Sport like this does not come around very often. Dimitrov, the younger challenger who has been cursed with the ‘Baby Fed’ tag because of the preternatural grace of his movement and the easy accuracy of his whipcord back hand, responded to the Spaniard’s fury with depths of resolve hitherto unseen.

A colossus

And now, with a stadium feverishly rooting for the senior player, he played like a colossus. But Nadal is ridiculous. He was 15-40 down and facing the moment of honourable defeat when he suddenly, without warning, summoned yet another reserve of passion, holding that serve, then breaking the young Bulgarian before winning the match in a nerve-wracking final game, after which he promptly collapsed on the court.

With the Williams sisters playing in an equally unexpected women’s final on Saturday, this year’s Australian Open had distinguished itself anyway.

But this reunion of Federer and Nadal takes it into a different realm. It will be nine full years this July since they played that amazing Wimbledon final, with its 9-7 fifth set win for Nadal in failing summer light.

And it is, poignantly, over a decade now since the late David Foster Wallace wrote his perfect ode to the then “appallingly young” Swiss star – ‘Federer As Religious Experience’, when he attended the 2006 Wimbledon tournament in which the pair met in Centre Court on final Sunday: “the passionate machismo of Southern Europe versus the clinical artistry of the north”. It was, if you recall, the era during which Federer had taken to wearing blazer-type warm up jackets of the Brideshead Revisited era.

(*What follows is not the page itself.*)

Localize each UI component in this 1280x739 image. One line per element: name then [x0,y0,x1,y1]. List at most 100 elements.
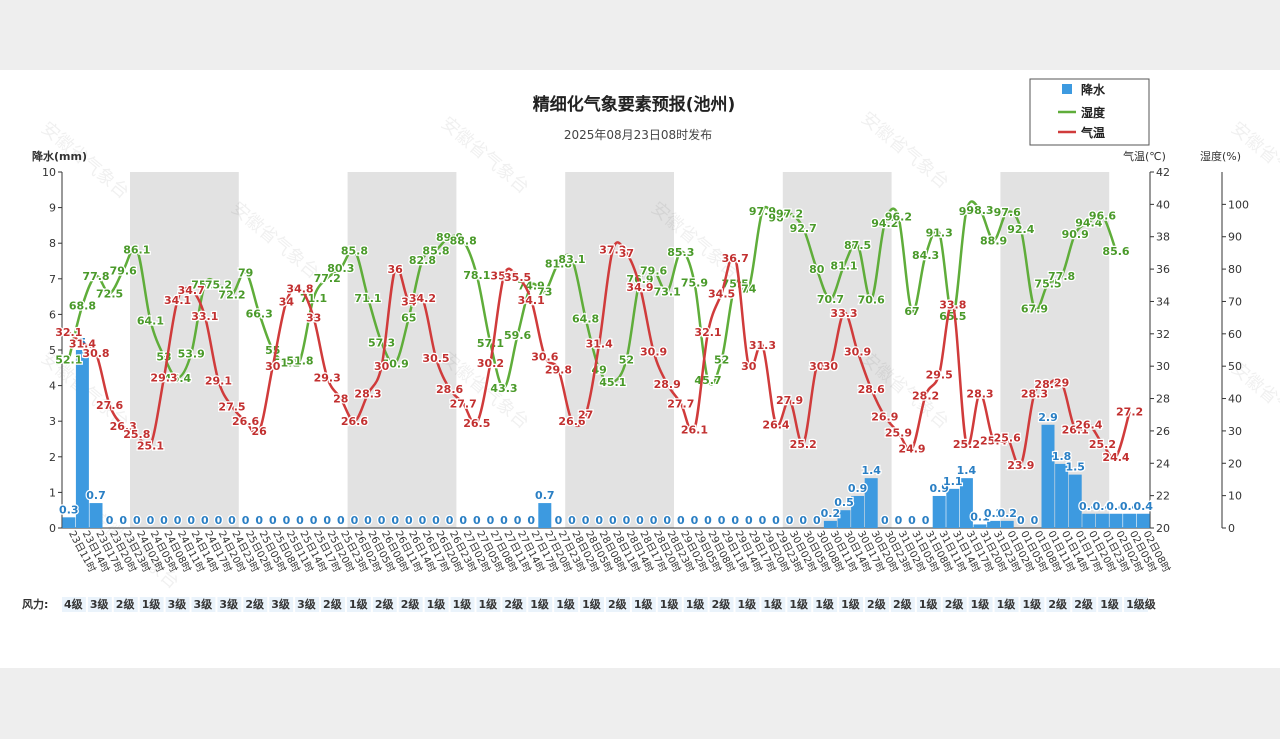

“‘The Swiss is in the buttermilk sports coat that Nike’s gotten him to wear for Wimbledon this year. On Federer, and perhaps on him alone, it doesn’t look absurd with shorts and sneakers. The Spaniard eschews all warm-up clothing, so you have to look at his muscles straight away.”

One of the arguments of his essay is that however astonishing Federer looks playing tennis on television, the scope of his artistry and athleticism can only fully be appreciated by the naked eye. Anyone fortunate enough to have seen a major tennis match live knows the truth of that: the TV lens can’t accurately communicate the sound of the ball being hit that hard and accurately nor the speed at which it travels nor the anticipation of the players.

There is no question that anyone heading along to Sunday’s final has in their hands one of the most coveted sports tickets of modern times. The rest of us will have to make do with the box – and the brilliant consolation of having McEnroe talk us through Federer versus Nadal long after we figured that riff had concluded.

It promises to be one of those very rare sports events which transcend the hype and nonsense, dwelling in its own earned history and deepened by the fact that two of the greatest ever players have made it back to this shore against all odds.

You won’t be able to look away – if you can even bear to watch.